I know even before reading it that their post will be in the interest of their
employer 99% of the time. I'm not against it sometimes there are insightful
posts but there are also not very objective by definition.

------
dasil003
It's funny how the acronym FUD has such an extremely negative connotation that
the entire discussion is _whether_ something is FUD or not rather than asking
if there is any legitimacy to the FUD.

I mean let's be honest here: FUD is RMS's bread and butter. But just because
FUD is his tactic doesn't mean he doesn't have legitimate concerns. Certainly
he's operating at a much more realistic level than the Microsoft marketing FUD
of decades past that was so completely full of bullshit that it deserved
little more than acronymical dismissal.

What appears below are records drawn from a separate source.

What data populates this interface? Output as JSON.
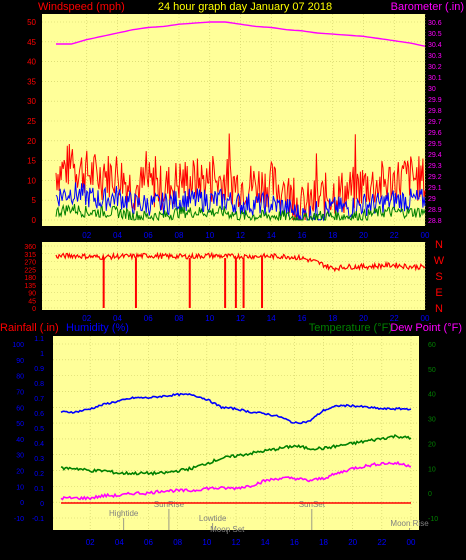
{
  "header": {
    "left_label": "Windspeed (mph)",
    "center_label": "24 hour graph day   January 07 2018",
    "right_label": "Barometer (.in)"
  },
  "wind_chart": {
    "y_ticks": [
      "0",
      "5",
      "10",
      "15",
      "20",
      "25",
      "30",
      "35",
      "40",
      "45",
      "50"
    ],
    "baro_ticks": [
      "28.8",
      "28.9",
      "29",
      "29.1",
      "29.2",
      "29.3",
      "29.4",
      "29.5",
      "29.6",
      "29.7",
      "29.8",
      "29.9",
      "30",
      "30.1",
      "30.2",
      "30.3",
      "30.4",
      "30.5",
      "30.6"
    ],
    "x_ticks": [
      "02",
      "04",
      "06",
      "08",
      "10",
      "12",
      "14",
      "16",
      "18",
      "20",
      "22",
      "00"
    ]
  },
  "dir_chart": {
    "y_ticks": [
      "360",
      "315",
      "270",
      "225",
      "180",
      "135",
      "90",
      "45",
      "0"
    ],
    "compass": [
      "N",
      "W",
      "S",
      "E",
      "N"
    ],
    "x_ticks": [
      "02",
      "04",
      "06",
      "08",
      "10",
      "12",
      "14",
      "16",
      "18",
      "20",
      "22",
      "00"
    ]
  },
  "lower_header": {
    "rainfall": "Rainfall (.in)",
    "humidity": "Humidity (%)",
    "temperature": "Temperature (°F)",
    "dewpoint": "Dew Point (°F)"
  },
  "lower_chart": {
    "humidity_ticks": [
      "-10",
      "0",
      "10",
      "20",
      "30",
      "40",
      "50",
      "60",
      "70",
      "80",
      "90",
      "100"
    ],
    "rain_ticks": [
      "-0.1",
      "0",
      "0.1",
      "0.2",
      "0.3",
      "0.4",
      "0.5",
      "0.6",
      "0.7",
      "0.8",
      "0.9",
      "1",
      "1.1"
    ],
    "temp_ticks": [
      "-10",
      "0",
      "10",
      "20",
      "30",
      "40",
      "50",
      "60"
    ],
    "x_ticks": [
      "02",
      "04",
      "06",
      "08",
      "10",
      "12",
      "14",
      "16",
      "18",
      "20",
      "22",
      "00"
    ],
    "events": [
      {
        "label": "Hightide",
        "hour": 4.3
      },
      {
        "label": "SunRise",
        "hour": 7.4
      },
      {
        "label": "Lowtide",
        "hour": 10.4
      },
      {
        "label": "Moon Set",
        "hour": 11.4
      },
      {
        "label": "SunSet",
        "hour": 17.2
      },
      {
        "label": "Moon Rise",
        "hour": 23.9
      }
    ]
  },
  "chart_data": [
    {
      "type": "line",
      "title": "24 hour graph day   January 07 2018",
      "ylabel": "Windspeed (mph)",
      "y2label": "Barometer (.in)",
      "ylim": [
        0,
        50
      ],
      "y2lim": [
        28.8,
        30.6
      ],
      "x": [
        0,
        1,
        2,
        3,
        4,
        5,
        6,
        7,
        8,
        9,
        10,
        11,
        12,
        13,
        14,
        15,
        16,
        17,
        18,
        19,
        20,
        21,
        22,
        23,
        24
      ],
      "series": [
        {
          "name": "Wind Gust",
          "color": "#ff0000",
          "values": [
            12,
            14,
            12,
            11,
            12,
            8,
            9,
            8,
            10,
            10,
            10,
            10,
            9,
            9,
            9,
            7,
            3,
            5,
            7,
            7,
            9,
            9,
            10,
            11,
            10
          ]
        },
        {
          "name": "Wind Average",
          "color": "#0000ff",
          "values": [
            6,
            7,
            6,
            5,
            6,
            4,
            4,
            4,
            5,
            5,
            5,
            5,
            4,
            4,
            4,
            3,
            1,
            2,
            3,
            3,
            4,
            4,
            5,
            5,
            5
          ]
        },
        {
          "name": "Wind Low",
          "color": "#008000",
          "values": [
            2,
            3,
            2,
            2,
            2,
            1,
            1,
            1,
            2,
            2,
            2,
            2,
            1,
            1,
            1,
            1,
            0,
            1,
            1,
            1,
            1,
            2,
            2,
            2,
            2
          ]
        },
        {
          "name": "Barometer",
          "color": "#ff00ff",
          "values": [
            30.4,
            30.4,
            30.44,
            30.47,
            30.5,
            30.53,
            30.55,
            30.56,
            30.58,
            30.59,
            30.6,
            30.6,
            30.58,
            30.56,
            30.55,
            30.53,
            30.52,
            30.5,
            30.49,
            30.48,
            30.47,
            30.45,
            30.43,
            30.41,
            30.38
          ]
        }
      ]
    },
    {
      "type": "scatter",
      "ylabel": "Wind Direction",
      "ylim": [
        0,
        360
      ],
      "x": [
        0,
        1,
        2,
        3,
        4,
        5,
        6,
        7,
        8,
        9,
        10,
        11,
        12,
        13,
        14,
        15,
        16,
        17,
        18,
        19,
        20,
        21,
        22,
        23,
        24
      ],
      "series": [
        {
          "name": "Wind Direction",
          "color": "#ff0000",
          "values": [
            300,
            305,
            300,
            295,
            300,
            300,
            305,
            300,
            300,
            300,
            305,
            300,
            300,
            300,
            300,
            300,
            290,
            265,
            230,
            240,
            240,
            245,
            250,
            240,
            238
          ]
        }
      ]
    },
    {
      "type": "line",
      "ylabel": "Humidity (%)",
      "y2label": "Temperature (°F)",
      "ylim": [
        -10,
        100
      ],
      "y2lim": [
        -10,
        60
      ],
      "x": [
        0,
        1,
        2,
        3,
        4,
        5,
        6,
        7,
        8,
        9,
        10,
        11,
        12,
        13,
        14,
        15,
        16,
        17,
        18,
        19,
        20,
        21,
        22,
        23,
        24
      ],
      "series": [
        {
          "name": "Humidity",
          "color": "#0000ff",
          "values": [
            57,
            57,
            59,
            62,
            64,
            66,
            66,
            67,
            68,
            68,
            65,
            60,
            59,
            57,
            56,
            54,
            50,
            51,
            58,
            61,
            61,
            60,
            59,
            59,
            59
          ]
        },
        {
          "name": "Temperature",
          "color": "#008000",
          "values": [
            10,
            10,
            9,
            9,
            8,
            8,
            8,
            8,
            9,
            10,
            12,
            14,
            15,
            16,
            17,
            18,
            19,
            18,
            18,
            19,
            20,
            21,
            22,
            23,
            22
          ]
        },
        {
          "name": "Dew Point",
          "color": "#ff00ff",
          "values": [
            -2,
            -2,
            -2,
            -1,
            -1,
            0,
            0,
            1,
            1,
            1,
            2,
            2,
            2,
            3,
            5,
            6,
            6,
            5,
            6,
            8,
            10,
            11,
            12,
            12,
            11
          ]
        },
        {
          "name": "Rainfall",
          "color": "#ff0000",
          "values": [
            0,
            0,
            0,
            0,
            0,
            0,
            0,
            0,
            0,
            0,
            0,
            0,
            0,
            0,
            0,
            0,
            0,
            0,
            0,
            0,
            0,
            0,
            0,
            0,
            0
          ]
        }
      ]
    }
  ]
}
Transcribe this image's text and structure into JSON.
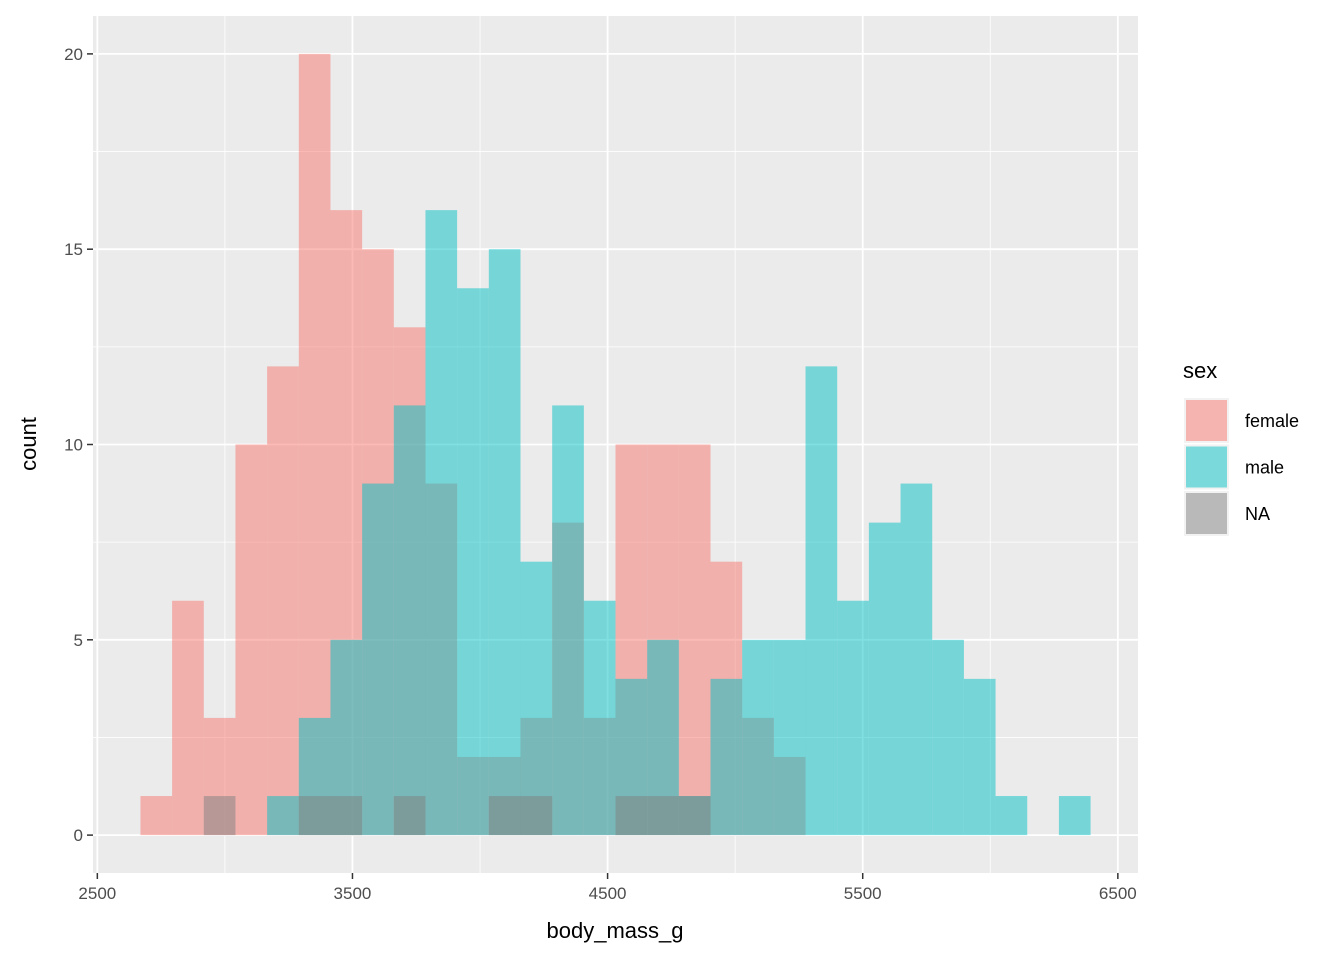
{
  "chart_data": {
    "type": "histogram",
    "x_label": "body_mass_g",
    "y_label": "count",
    "legend_title": "sex",
    "legend_position": "right",
    "grid": true,
    "background": "#ebebeb",
    "opacity": 0.5,
    "bins": [
      2669.0,
      2793.1,
      2917.2,
      3041.4,
      3165.5,
      3289.7,
      3413.8,
      3537.9,
      3662.1,
      3786.2,
      3910.3,
      4034.5,
      4158.6,
      4282.8,
      4406.9,
      4531.0,
      4655.2,
      4779.3,
      4903.4,
      5027.6,
      5151.7,
      5275.9,
      5400.0,
      5524.1,
      5648.3,
      5772.4,
      5896.6,
      6020.7,
      6144.8,
      6269.0,
      6393.1
    ],
    "series": [
      {
        "name": "female",
        "color": "#F8766D",
        "values": [
          1,
          6,
          3,
          10,
          12,
          20,
          16,
          15,
          13,
          9,
          2,
          2,
          3,
          8,
          3,
          10,
          10,
          10,
          7,
          3,
          2,
          0,
          0,
          0,
          0,
          0,
          0,
          0,
          0,
          0
        ]
      },
      {
        "name": "male",
        "color": "#00BFC4",
        "values": [
          0,
          0,
          0,
          0,
          1,
          3,
          5,
          9,
          11,
          16,
          14,
          15,
          7,
          11,
          6,
          4,
          5,
          1,
          4,
          5,
          5,
          12,
          6,
          8,
          9,
          5,
          4,
          1,
          0,
          1
        ]
      },
      {
        "name": "NA",
        "color": "#7f7f7f",
        "values": [
          0,
          0,
          1,
          0,
          0,
          1,
          1,
          0,
          1,
          0,
          0,
          1,
          1,
          0,
          0,
          1,
          1,
          1,
          0,
          0,
          0,
          0,
          0,
          0,
          0,
          0,
          0,
          0,
          0,
          0
        ]
      }
    ],
    "xlim": [
      2483,
      6579
    ],
    "ylim": [
      -0.97,
      20.97
    ],
    "xticks": [
      2500,
      3500,
      4500,
      5500,
      6500
    ],
    "yticks": [
      0,
      5,
      10,
      15,
      20
    ]
  }
}
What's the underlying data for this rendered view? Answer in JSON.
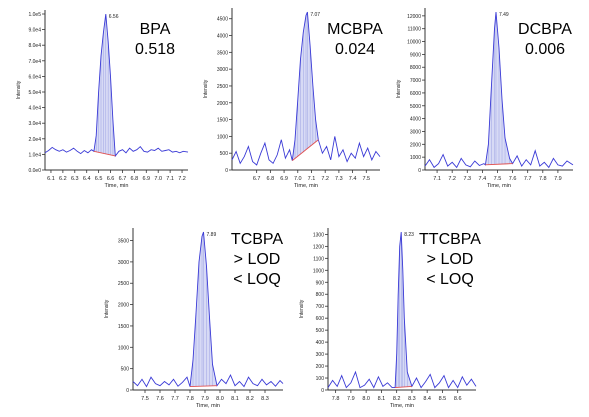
{
  "chart_data": [
    {
      "type": "line",
      "compound": "BPA",
      "value_label": "0.518",
      "condition_lines": [],
      "xlabel": "Time, min",
      "ylabel": "Intensity",
      "peak_label": "6.56",
      "xlim": [
        6.05,
        7.25
      ],
      "ylim": [
        0,
        100000.0
      ],
      "xticks": [
        "6.1",
        "6.2",
        "6.3",
        "6.4",
        "6.5",
        "6.6",
        "6.7",
        "6.8",
        "6.9",
        "7.0",
        "7.1",
        "7.2"
      ],
      "yticks": [
        "0.0e0",
        "1.0e4",
        "2.0e4",
        "3.0e4",
        "4.0e4",
        "5.0e4",
        "6.0e4",
        "7.0e4",
        "8.0e4",
        "9.0e4",
        "1.0e5"
      ],
      "ytick_values": [
        0,
        10000,
        20000,
        30000,
        40000,
        50000,
        60000,
        70000,
        80000,
        90000,
        100000
      ],
      "peak": {
        "rt": 6.56,
        "height": 100000,
        "start": 6.46,
        "end": 6.64
      },
      "baseline": [
        [
          6.46,
          12000
        ],
        [
          6.64,
          9000
        ]
      ],
      "x": [
        6.05,
        6.08,
        6.11,
        6.14,
        6.17,
        6.2,
        6.23,
        6.26,
        6.29,
        6.32,
        6.35,
        6.38,
        6.41,
        6.44,
        6.46,
        6.48,
        6.5,
        6.52,
        6.54,
        6.56,
        6.58,
        6.6,
        6.62,
        6.64,
        6.67,
        6.7,
        6.73,
        6.76,
        6.79,
        6.82,
        6.85,
        6.88,
        6.91,
        6.94,
        6.97,
        7.0,
        7.03,
        7.06,
        7.09,
        7.12,
        7.15,
        7.18,
        7.21,
        7.25
      ],
      "y": [
        11000,
        12500,
        14500,
        13000,
        12000,
        13000,
        11500,
        12500,
        14000,
        12000,
        10500,
        12500,
        11000,
        13000,
        12000,
        22000,
        50000,
        73000,
        88000,
        100000,
        82000,
        60000,
        32000,
        9000,
        12000,
        13000,
        11000,
        14000,
        12000,
        13000,
        15000,
        12000,
        11500,
        13000,
        12500,
        14000,
        12000,
        12500,
        13000,
        11500,
        12000,
        11000,
        12000,
        11500
      ]
    },
    {
      "type": "line",
      "compound": "MCBPA",
      "value_label": "0.024",
      "condition_lines": [],
      "xlabel": "Time, min",
      "ylabel": "Intensity",
      "peak_label": "7.07",
      "xlim": [
        6.52,
        7.6
      ],
      "ylim": [
        0,
        4700
      ],
      "xticks": [
        "6.7",
        "6.8",
        "6.9",
        "7.0",
        "7.1",
        "7.2",
        "7.3",
        "7.4",
        "7.5"
      ],
      "yticks": [
        "0",
        "500",
        "1000",
        "1500",
        "2000",
        "2500",
        "3000",
        "3500",
        "4000",
        "4500"
      ],
      "ytick_values": [
        0,
        500,
        1000,
        1500,
        2000,
        2500,
        3000,
        3500,
        4000,
        4500
      ],
      "peak": {
        "rt": 7.07,
        "height": 4700,
        "start": 6.96,
        "end": 7.15
      },
      "baseline": [
        [
          6.96,
          280
        ],
        [
          7.15,
          900
        ]
      ],
      "x": [
        6.52,
        6.55,
        6.58,
        6.61,
        6.64,
        6.67,
        6.7,
        6.73,
        6.76,
        6.79,
        6.82,
        6.85,
        6.88,
        6.91,
        6.94,
        6.96,
        6.98,
        7.0,
        7.02,
        7.04,
        7.06,
        7.07,
        7.09,
        7.11,
        7.13,
        7.15,
        7.18,
        7.21,
        7.24,
        7.27,
        7.3,
        7.33,
        7.36,
        7.39,
        7.42,
        7.45,
        7.48,
        7.51,
        7.54,
        7.57,
        7.6
      ],
      "y": [
        300,
        550,
        200,
        400,
        700,
        250,
        150,
        500,
        800,
        300,
        200,
        450,
        900,
        350,
        600,
        280,
        900,
        2100,
        3300,
        4100,
        4600,
        4700,
        3700,
        2500,
        1500,
        900,
        500,
        700,
        300,
        1000,
        400,
        600,
        250,
        500,
        350,
        800,
        400,
        650,
        300,
        550,
        400
      ]
    },
    {
      "type": "line",
      "compound": "DCBPA",
      "value_label": "0.006",
      "condition_lines": [],
      "xlabel": "Time, min",
      "ylabel": "Intensity",
      "peak_label": "7.49",
      "xlim": [
        7.02,
        8.0
      ],
      "ylim": [
        0,
        12300
      ],
      "xticks": [
        "7.1",
        "7.2",
        "7.3",
        "7.4",
        "7.5",
        "7.6",
        "7.7",
        "7.8",
        "7.9"
      ],
      "yticks": [
        "0",
        "1000",
        "2000",
        "3000",
        "4000",
        "5000",
        "6000",
        "7000",
        "8000",
        "9000",
        "10000",
        "11000",
        "12000"
      ],
      "ytick_values": [
        0,
        1000,
        2000,
        3000,
        4000,
        5000,
        6000,
        7000,
        8000,
        9000,
        10000,
        11000,
        12000
      ],
      "peak": {
        "rt": 7.49,
        "height": 12300,
        "start": 7.42,
        "end": 7.6
      },
      "baseline": [
        [
          7.42,
          400
        ],
        [
          7.6,
          500
        ]
      ],
      "x": [
        7.02,
        7.05,
        7.08,
        7.11,
        7.14,
        7.17,
        7.2,
        7.23,
        7.26,
        7.29,
        7.32,
        7.35,
        7.38,
        7.41,
        7.42,
        7.44,
        7.46,
        7.48,
        7.49,
        7.51,
        7.53,
        7.55,
        7.58,
        7.6,
        7.63,
        7.66,
        7.69,
        7.72,
        7.75,
        7.78,
        7.81,
        7.84,
        7.87,
        7.9,
        7.93,
        7.96,
        8.0
      ],
      "y": [
        300,
        800,
        200,
        500,
        1200,
        300,
        600,
        200,
        900,
        400,
        250,
        700,
        350,
        500,
        400,
        2000,
        6500,
        11000,
        12300,
        9500,
        5500,
        2500,
        900,
        500,
        1100,
        300,
        800,
        400,
        1500,
        300,
        600,
        200,
        900,
        400,
        300,
        700,
        400
      ]
    },
    {
      "type": "line",
      "compound": "TCBPA",
      "value_label": "",
      "condition_lines": [
        "> LOD",
        "< LOQ"
      ],
      "xlabel": "Time, min",
      "ylabel": "Intensity",
      "peak_label": "7.89",
      "xlim": [
        7.42,
        8.42
      ],
      "ylim": [
        0,
        3700
      ],
      "xticks": [
        "7.5",
        "7.6",
        "7.7",
        "7.8",
        "7.9",
        "8.0",
        "8.1",
        "8.2",
        "8.3"
      ],
      "yticks": [
        "0",
        "500",
        "1000",
        "1500",
        "2000",
        "2500",
        "3000",
        "3500"
      ],
      "ytick_values": [
        0,
        500,
        1000,
        1500,
        2000,
        2500,
        3000,
        3500
      ],
      "peak": {
        "rt": 7.89,
        "height": 3700,
        "start": 7.8,
        "end": 7.98
      },
      "baseline": [
        [
          7.8,
          80
        ],
        [
          7.98,
          100
        ]
      ],
      "x": [
        7.42,
        7.45,
        7.48,
        7.51,
        7.54,
        7.57,
        7.6,
        7.63,
        7.66,
        7.69,
        7.72,
        7.75,
        7.78,
        7.8,
        7.82,
        7.84,
        7.86,
        7.88,
        7.89,
        7.91,
        7.93,
        7.95,
        7.98,
        8.01,
        8.04,
        8.07,
        8.1,
        8.13,
        8.16,
        8.19,
        8.22,
        8.25,
        8.28,
        8.31,
        8.34,
        8.37,
        8.4,
        8.42
      ],
      "y": [
        200,
        100,
        250,
        80,
        300,
        150,
        100,
        200,
        120,
        250,
        90,
        180,
        300,
        80,
        700,
        1800,
        3000,
        3600,
        3700,
        2900,
        1700,
        600,
        100,
        250,
        150,
        350,
        100,
        200,
        80,
        300,
        150,
        100,
        250,
        120,
        200,
        90,
        220,
        150
      ]
    },
    {
      "type": "line",
      "compound": "TTCBPA",
      "value_label": "",
      "condition_lines": [
        "> LOD",
        "< LOQ"
      ],
      "xlabel": "Time, min",
      "ylabel": "Intensity",
      "peak_label": "8.23",
      "xlim": [
        7.75,
        8.72
      ],
      "ylim": [
        0,
        1320
      ],
      "xticks": [
        "7.8",
        "7.9",
        "8.0",
        "8.1",
        "8.2",
        "8.3",
        "8.4",
        "8.5",
        "8.6"
      ],
      "yticks": [
        "0",
        "100",
        "200",
        "300",
        "400",
        "500",
        "600",
        "700",
        "800",
        "900",
        "1000",
        "1100",
        "1200",
        "1300"
      ],
      "ytick_values": [
        0,
        100,
        200,
        300,
        400,
        500,
        600,
        700,
        800,
        900,
        1000,
        1100,
        1200,
        1300
      ],
      "peak": {
        "rt": 8.23,
        "height": 1320,
        "start": 8.19,
        "end": 8.3
      },
      "baseline": [
        [
          8.19,
          20
        ],
        [
          8.3,
          30
        ]
      ],
      "x": [
        7.75,
        7.78,
        7.81,
        7.84,
        7.87,
        7.9,
        7.93,
        7.96,
        7.99,
        8.02,
        8.05,
        8.08,
        8.11,
        8.14,
        8.17,
        8.19,
        8.2,
        8.21,
        8.22,
        8.23,
        8.24,
        8.25,
        8.27,
        8.3,
        8.33,
        8.36,
        8.39,
        8.42,
        8.45,
        8.48,
        8.51,
        8.54,
        8.57,
        8.6,
        8.63,
        8.66,
        8.69,
        8.72
      ],
      "y": [
        20,
        80,
        30,
        120,
        20,
        60,
        150,
        20,
        40,
        90,
        20,
        110,
        30,
        60,
        20,
        20,
        300,
        800,
        1200,
        1320,
        1000,
        600,
        150,
        30,
        100,
        20,
        70,
        130,
        20,
        60,
        120,
        20,
        80,
        20,
        110,
        40,
        90,
        30
      ]
    }
  ]
}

I'm sure it's pretty galling to be on
the receiving end of one of RMS's absolutist rants, but no matter how over the
top or strongly worded they are, they can't be made to go away with a sober
appeal to level-headed moderation. Regardless of the words we choose,
Canonical's actions are cause for concern.

------
chj
This time I completely sided with RMS. Sorry, It is not Childish.

------
meaty
Well that seals it. We had the same crap from shuttleworth.

Don't piss of your customers canonical. Unlike windows, there are plenty of
compatible alternatives.

------
segmond
how do you disable it, that's the question.